Септимусу и в голову не приходило, что с его стороны было донкихотством жениться на Эмми, точно так же, как не пришло бы в голову похлопать себя по плечу и назвать чертовски умным малым за то, что он закончил работу над новым изобретением. Выйдя за двери мэрии, он снял шляпу, протянул Эмми руку и стал прощаться.

— Куда же вы? — испугалась она.

Септимус и сам не знал, куда. Он сделал неопределенный жест рукой и сказал: «Куда-нибудь».

Эмми заплакала. Она все утро не осушала глаз, чувствуя себя виноватой перед ним — тем, что принимала его жертву. Кроме того, ее удручало страшное сознание своего одиночества.

— Я не знала, что вы так меня ненавидите, — проговорила она.

— Ну что вы, дорогая! Я вовсе не ненавижу вас. Я только думал, что больше вам не понадоблюсь.

— Значит, можно меня оставить одну на улице?

— Я отвезу вас, куда скажете.

— А затем поспешите избавиться от меня как можно скорее? О, я знаю, что вы должны чувствовать!

Огорченный Септимус взял ее под руку и повел дальше.

— Я думал, что вам противно будет глядеть на меня.

— Какие глупости!

Чувство, которое проявилось в этом восклицании Эмми, было намного выше формы своего выражения. И оно успокоило Септимуса.

— Что же вы хотели, чтобы я делал?

— Что угодно, только не оставляйте меня одну, — по крайней мере, сейчас. Разве вы не видите, что у меня во всем мире никого нет, кроме вас.

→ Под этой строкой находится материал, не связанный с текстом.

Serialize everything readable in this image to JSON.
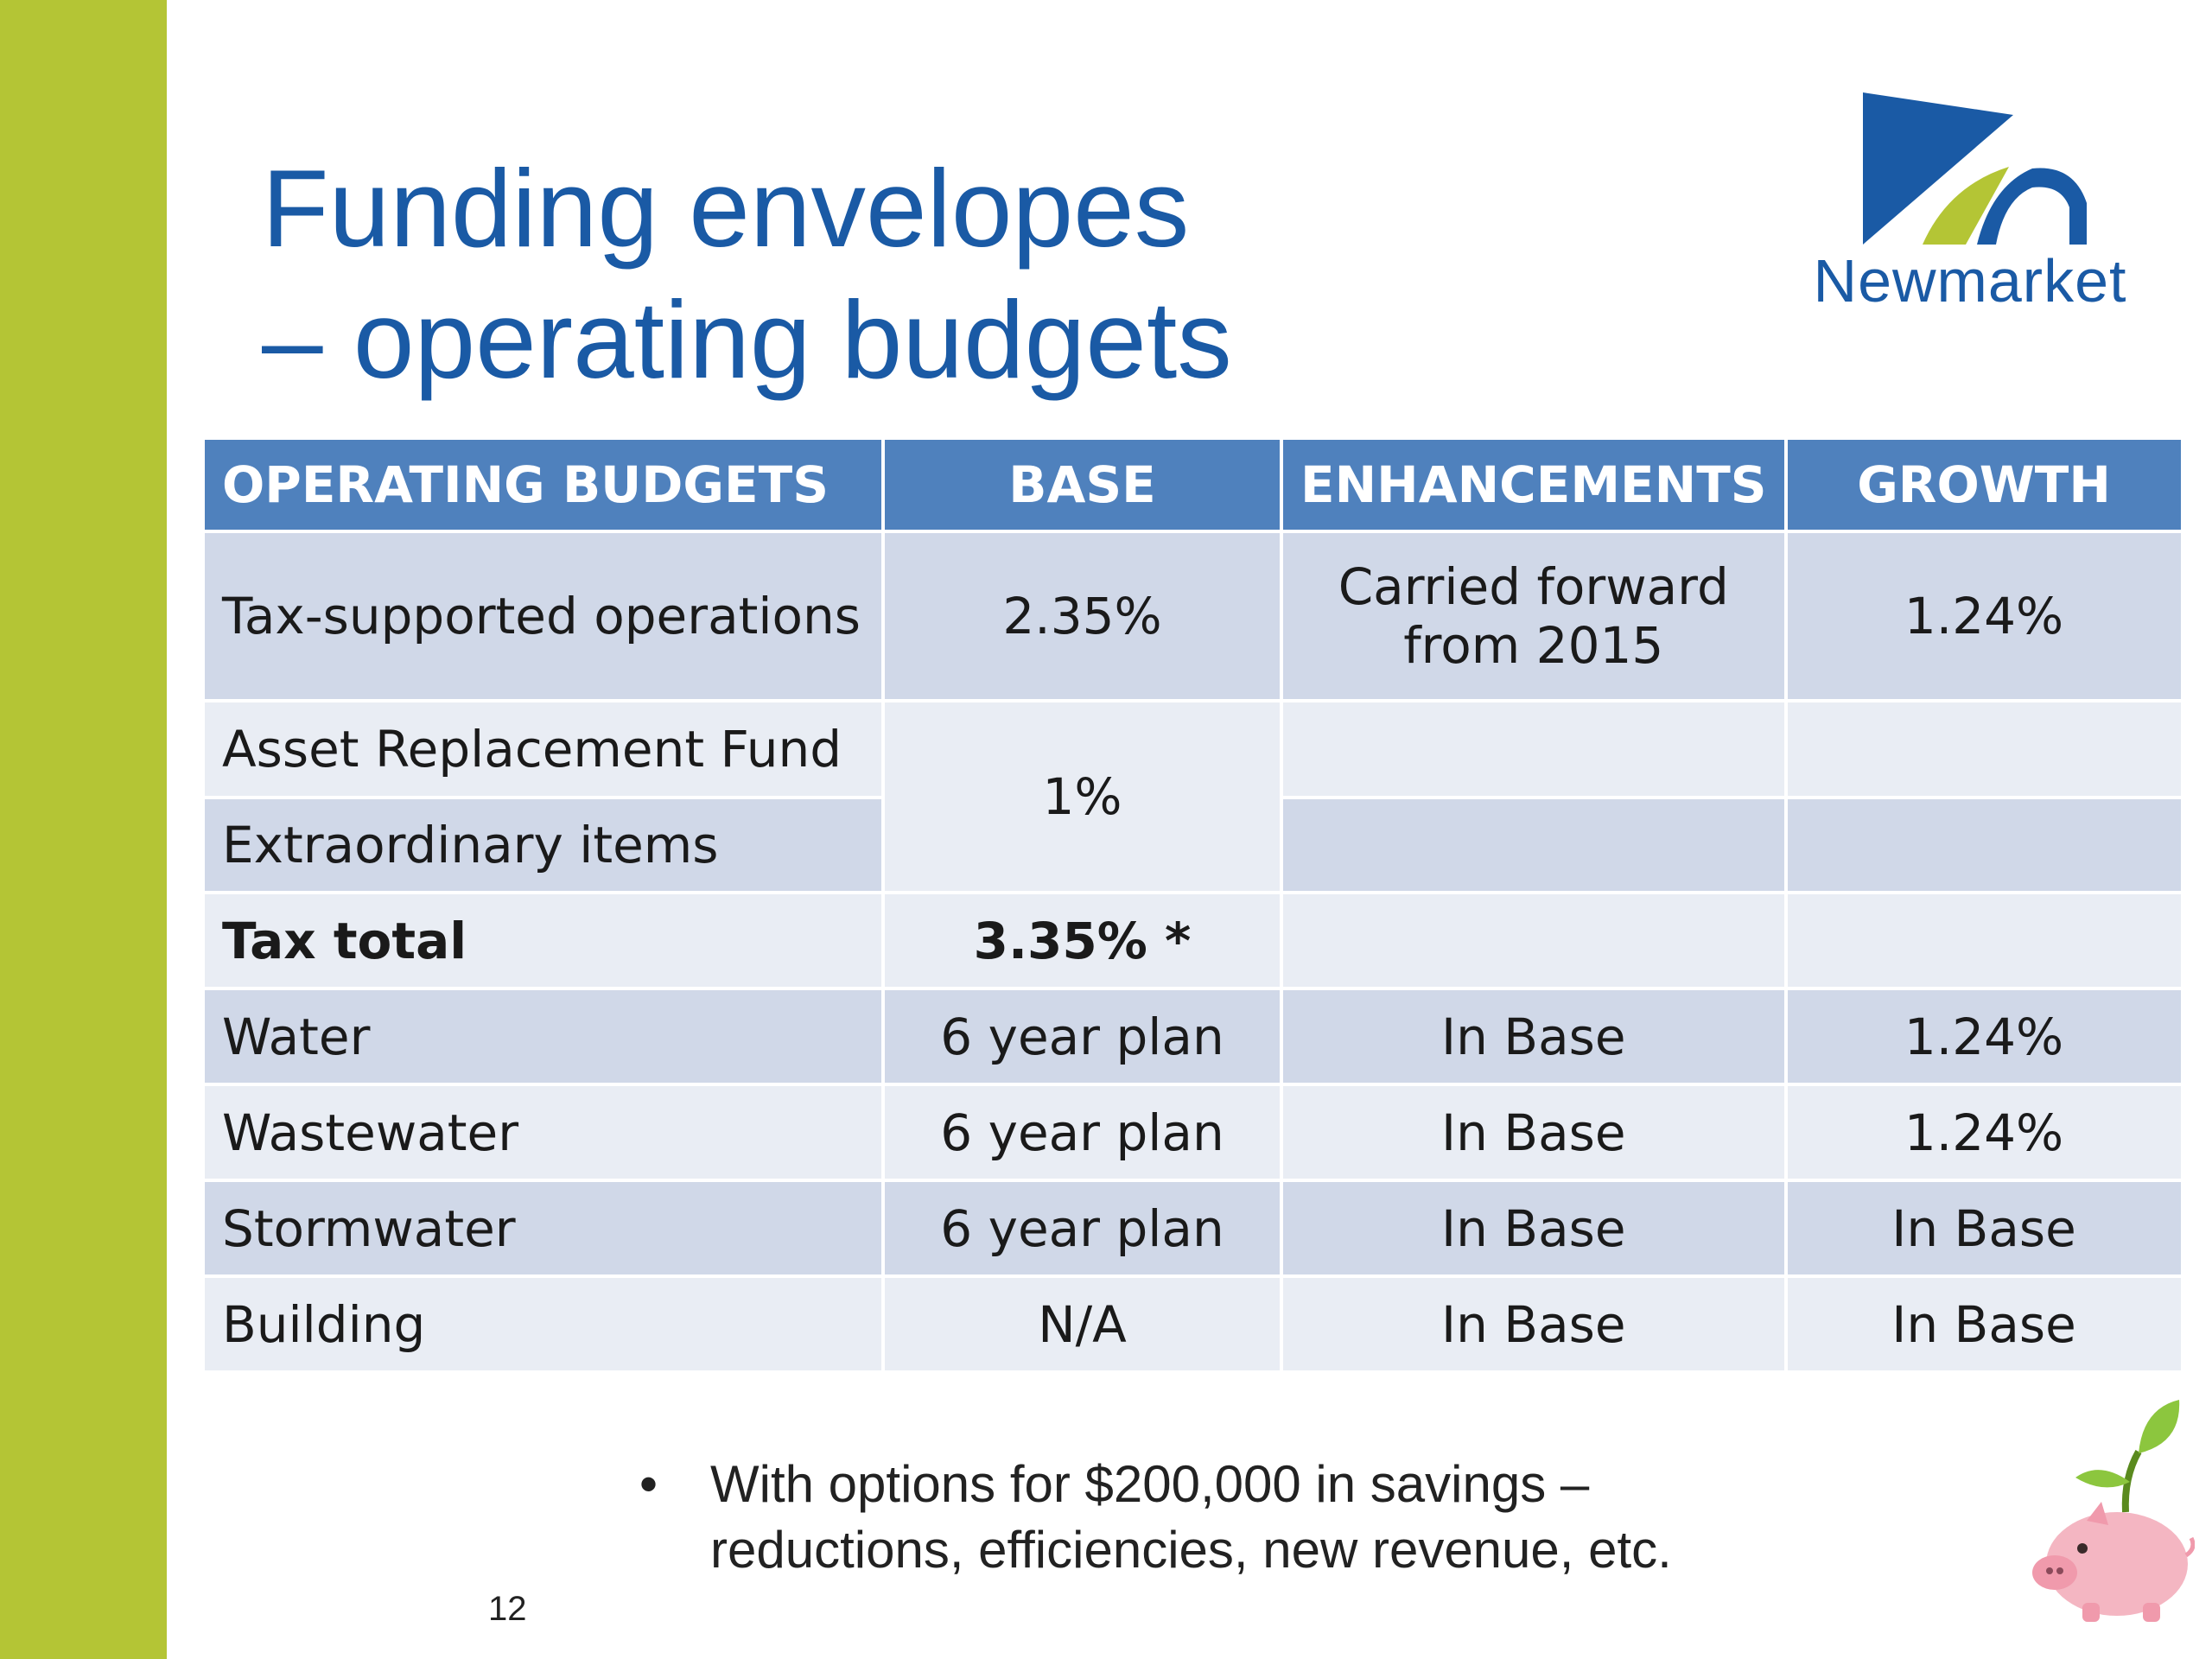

— Не говорите так, дорогая! А ведь, пожалуй, вы сказали правду. Это меня очень тревожит. За всю мою жизнь никто еще не смотрел на меня, как на опору. Ради вас я готов босиком идти на край света. Но, может быть, вы найдете кого-нибудь, кто больше привык заботиться о других. Я исхожу исключительно из ваших интересов, — поспешил он заверить Эмми.

— Я знаю. Но, поймите же, мне невозможно ехать сейчас к моим друзьям, особенно после того, что произошло. — Она показала ему левую руку без перчатки, на которой блестело кольцо. — Как я им объясню?

— И не надо объяснять, — благоразумно посоветовал он, — это только все испортит. Я полагаю, что в конце концов все не так уж трудно уладить, если только сильно захотеть или найти кого-нибудь, кто скажет, что нужно делать; а таких, которые все знают, сколько угодно — адвокаты, нотариусы и прочие. Нашелся же человек, который подсказал мне, что нужно идти в мэрию. И видите, как все оказалось легко и просто. Куда бы вы хотели отсюда уехать?

— Все равно куда, только бы подальше от Англии. — Она содрогнулась. — Отвезите меня сначала в Париж, а там будет видно. Оттуда можно попасть куда угодно.

— Разумеется, — сказал Септимус и подозвал кэб.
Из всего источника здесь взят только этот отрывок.